The Bible is filled with confrontations between the spiritual and the material, with Christ's quiet commentary. Human commentary is less quiet.

“If there were a philosophical Vatican,” Simon Blackburn declared in the New Statesman, “the book would be a good candidate for going on to the Index.”

The Book? Mind and Cosmos by Thomas Nagel. The rub? Nagel, an avowed atheist and a professor of philosophy and of law at New York University with terrific standing in the scientific community, suggests that “the materialist neo-Darwinian conception of nature is almost certainly false,” and offers thoughtful reasons to believe that the non-material dimensions of life—consciousness, reason, moral value, subjective experience—cannot be reduced to, or explained by, its material dimensions. While “there is really no reason to assume that the only alternative to an evolutionary explanation of everything is a religious one,” he writes, “this may not be comforting enough” for the materialist establishment, which may find it impossible to tolerate also “any cosmic order of which mind is an irreducible and non-accidental part.”

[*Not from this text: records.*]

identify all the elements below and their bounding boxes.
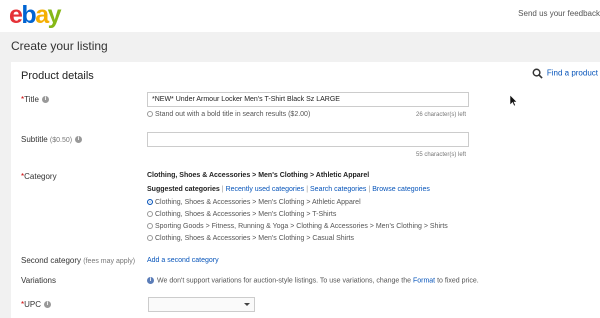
category-radio[interactable] bbox=[147, 211, 153, 218]
top-bar: ebay Send us your feedback bbox=[0, 0, 600, 32]
category-option-label: Clothing, Shoes & Accessories > Men's Cl… bbox=[155, 235, 354, 242]
category-option[interactable]: Clothing, Shoes & Accessories > Men's Cl… bbox=[147, 211, 336, 218]
tab-suggested-categories[interactable]: Suggested categories bbox=[147, 186, 220, 193]
category-label-text: Category bbox=[24, 172, 57, 181]
bold-title-label: Stand out with a bold title in search re… bbox=[155, 111, 287, 118]
title-input[interactable]: *NEW* Under Armour Locker Men's T-Shirt … bbox=[147, 92, 469, 107]
logo-letter-y: y bbox=[47, 1, 62, 29]
subtitle-char-counter: 55 character(s) left bbox=[416, 152, 467, 158]
category-label: *Category bbox=[21, 172, 57, 181]
category-option[interactable]: Sporting Goods > Fitness, Running & Yoga… bbox=[147, 223, 448, 230]
format-link[interactable]: Format bbox=[413, 277, 435, 284]
category-option-label: Clothing, Shoes & Accessories > Men's Cl… bbox=[155, 211, 337, 218]
title-label-text: Title bbox=[24, 95, 39, 104]
search-icon bbox=[532, 68, 543, 79]
logo-letter-a: a bbox=[35, 1, 49, 29]
logo-letter-e: e bbox=[9, 1, 23, 29]
page-title: Create your listing bbox=[11, 39, 108, 53]
logo-letter-b: b bbox=[21, 1, 36, 29]
category-tabs: Suggested categories | Recently used categ… bbox=[147, 186, 430, 193]
category-radio[interactable] bbox=[147, 223, 153, 230]
upc-select[interactable] bbox=[148, 297, 255, 312]
subtitle-label: Subtitle ($0.50) i bbox=[21, 135, 83, 144]
tab-search-categories[interactable]: Search categories bbox=[310, 186, 366, 193]
add-second-category-link[interactable]: Add a second category bbox=[147, 257, 219, 264]
category-radio[interactable] bbox=[147, 235, 153, 242]
second-category-label-text: Second category bbox=[21, 256, 82, 265]
variations-note-text: We don't support variations for auction-… bbox=[157, 277, 411, 285]
tab-browse-categories[interactable]: Browse categories bbox=[372, 186, 430, 193]
category-radio-selected[interactable] bbox=[147, 199, 153, 206]
bold-title-option[interactable]: Stand out with a bold title in search re… bbox=[147, 111, 310, 118]
product-details-heading: Product details bbox=[21, 70, 94, 82]
upc-label: *UPC i bbox=[21, 300, 52, 309]
selected-category-path: Clothing, Shoes & Accessories > Men's Cl… bbox=[147, 172, 370, 179]
bold-title-radio[interactable] bbox=[147, 111, 153, 118]
variations-note: i We don't support variations for auction… bbox=[147, 277, 479, 284]
bold-title-price: ($2.00) bbox=[288, 111, 311, 118]
category-option[interactable]: Clothing, Shoes & Accessories > Men's Cl… bbox=[147, 235, 354, 242]
subtitle-input[interactable] bbox=[147, 132, 469, 147]
feedback-link[interactable]: Send us your feedback bbox=[518, 9, 600, 18]
info-icon[interactable]: i bbox=[75, 136, 83, 144]
subtitle-fee: ($0.50) bbox=[49, 137, 73, 144]
category-option-label: Clothing, Shoes & Accessories > Men's Cl… bbox=[155, 199, 361, 206]
category-option[interactable]: Clothing, Shoes & Accessories > Men's Cl… bbox=[147, 199, 361, 206]
info-icon[interactable]: i bbox=[44, 301, 52, 309]
find-product-label: Find a product bbox=[546, 68, 598, 78]
title-label: *Title i bbox=[21, 95, 49, 104]
mouse-cursor-icon bbox=[510, 95, 518, 107]
category-option-label: Sporting Goods > Fitness, Running & Yoga… bbox=[155, 223, 448, 230]
info-icon: i bbox=[147, 277, 154, 284]
find-product-link[interactable]: Find a product bbox=[532, 68, 598, 79]
variations-label: Variations bbox=[21, 276, 56, 285]
ebay-logo[interactable]: ebay bbox=[9, 1, 62, 29]
second-category-fee-note: (fees may apply) bbox=[83, 258, 136, 265]
variations-note-end: to fixed price. bbox=[437, 277, 479, 285]
chevron-down-icon bbox=[244, 303, 250, 306]
upc-label-text: UPC bbox=[24, 300, 42, 309]
info-icon[interactable]: i bbox=[41, 96, 49, 104]
tab-recent-categories[interactable]: Recently used categories bbox=[226, 186, 305, 193]
second-category-label: Second category (fees may apply) bbox=[21, 256, 135, 265]
subtitle-label-text: Subtitle bbox=[21, 135, 48, 144]
title-char-counter: 26 character(s) left bbox=[416, 112, 467, 118]
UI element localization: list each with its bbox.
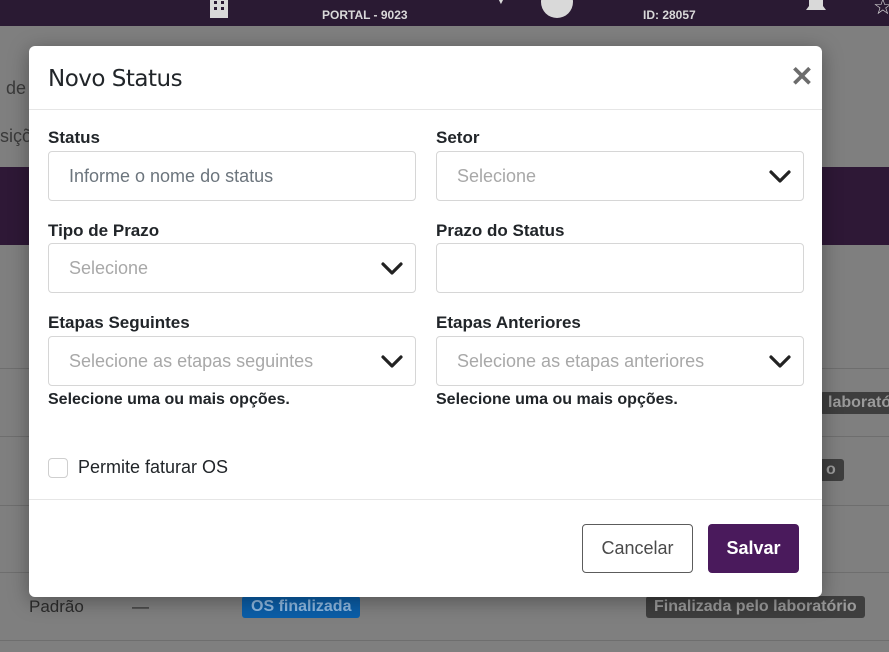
star-icon[interactable]: ☆ xyxy=(873,0,889,20)
etapas-anteriores-help: Selecione uma ou mais opções. xyxy=(436,391,678,408)
permite-faturar-label[interactable]: Permite faturar OS xyxy=(78,457,228,478)
etapas-anteriores-select[interactable]: Selecione as etapas anteriores xyxy=(436,336,804,386)
user-id: ID: 28057 xyxy=(643,8,696,22)
row-cell-padrao: Padrão xyxy=(29,597,84,616)
etapas-anteriores-label: Etapas Anteriores xyxy=(436,313,581,332)
bg-text-de: de xyxy=(6,78,27,98)
chevron-down-icon xyxy=(381,355,403,368)
prazo-status-input[interactable] xyxy=(436,243,804,293)
setor-label: Setor xyxy=(436,128,480,147)
status-label: Status xyxy=(48,128,100,147)
setor-select-value: Selecione xyxy=(457,166,537,186)
new-status-modal: Novo Status ✕ Status Informe o nome do s… xyxy=(29,46,822,597)
portal-label: PORTAL - 9023 xyxy=(322,8,408,22)
modal-title: Novo Status xyxy=(48,66,183,92)
setor-select[interactable]: Selecione xyxy=(436,151,804,201)
prazo-status-label: Prazo do Status xyxy=(436,221,565,240)
etapas-seguintes-help: Selecione uma ou mais opções. xyxy=(48,391,290,408)
tipo-prazo-select[interactable]: Selecione xyxy=(48,243,416,293)
tipo-prazo-select-value: Selecione xyxy=(69,258,149,278)
chevron-down-icon xyxy=(769,355,791,368)
status-badge: laborató xyxy=(820,392,889,414)
chevron-down-icon xyxy=(769,170,791,183)
status-input-placeholder: Informe o nome do status xyxy=(69,166,274,186)
permite-faturar-checkbox[interactable] xyxy=(48,458,68,478)
save-button[interactable]: Salvar xyxy=(708,524,799,573)
row-divider xyxy=(0,640,889,641)
etapas-anteriores-select-value: Selecione as etapas anteriores xyxy=(457,351,705,371)
row-cell-dash: — xyxy=(132,597,149,616)
close-icon[interactable]: ✕ xyxy=(789,63,815,91)
building-icon xyxy=(210,0,228,18)
status-badge-os-finalizada: OS finalizada xyxy=(242,596,361,618)
bg-text-sicao: siçõ xyxy=(0,126,33,146)
chevron-down-icon xyxy=(381,262,403,275)
modal-footer-divider xyxy=(29,499,822,500)
modal-header: Novo Status ✕ xyxy=(29,46,822,110)
bell-icon[interactable] xyxy=(802,0,830,14)
etapas-seguintes-select-value: Selecione as etapas seguintes xyxy=(69,351,314,371)
top-navbar: PORTAL - 9023 ▼ ID: 28057 ☆ xyxy=(0,0,889,26)
user-avatar-icon[interactable] xyxy=(541,0,573,18)
etapas-seguintes-select[interactable]: Selecione as etapas seguintes xyxy=(48,336,416,386)
tipo-prazo-label: Tipo de Prazo xyxy=(48,221,160,240)
etapas-seguintes-label: Etapas Seguintes xyxy=(48,313,190,332)
cancel-button[interactable]: Cancelar xyxy=(582,524,693,573)
status-badge-finalizada-lab: Finalizada pelo laboratório xyxy=(646,596,865,618)
chevron-down-icon[interactable]: ▼ xyxy=(496,0,506,7)
status-input[interactable]: Informe o nome do status xyxy=(48,151,416,201)
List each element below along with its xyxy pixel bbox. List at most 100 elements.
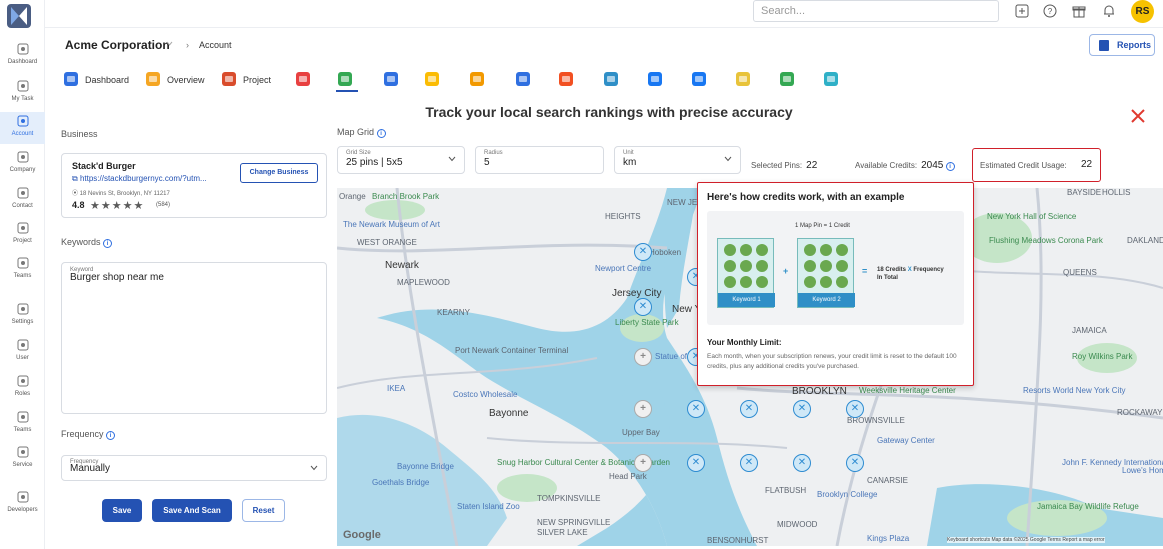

"Not... comforting enough?" The materialist establishment has gone nuts. "The shoddy reasoning of a once-great thinker." (Pinker) "A bad book like this, by a philosopher with a good name, gives philosophers in general a bad name." (Alwin) "..will certainly lend comfort (and sell a lot of copies) to the religious enemies of Darwinism." ----the financial motive dismissal (Dupres) "No one could possibly think he has shown that a massively successful scientific research program like the one inspired by Darwin’s theory of evolution by natural selection..."---no kidding (Leiter and Weisberg)

In The New York Review of Books, H. Allen Orr concedes that it is not at all obvious how consciousness could have originated out of matter. He then cites Colin McGinn’s suggestion that our “cognitive limitations” may prevent us from grasping the evolution of mind from matter: “even if matter does give rise to mind, we might not be able to understand how.” Soooooo.....we should accept materialistic explanation on ....what? You guessed it: Faith! A solution as old as man to the God problem now must be applied to the materialism problem.

There is a lot of wonderfully ironic stuff here as you go through the responses to this book. The reviews are painful cries of tortured men. And there is no answer evident. But it is enlightening to see supposed "outside the box" thinkers congeal into a regiment and walk in lockstep as soon as possible. And heaven--or materialism--help you if you transgress the dogma.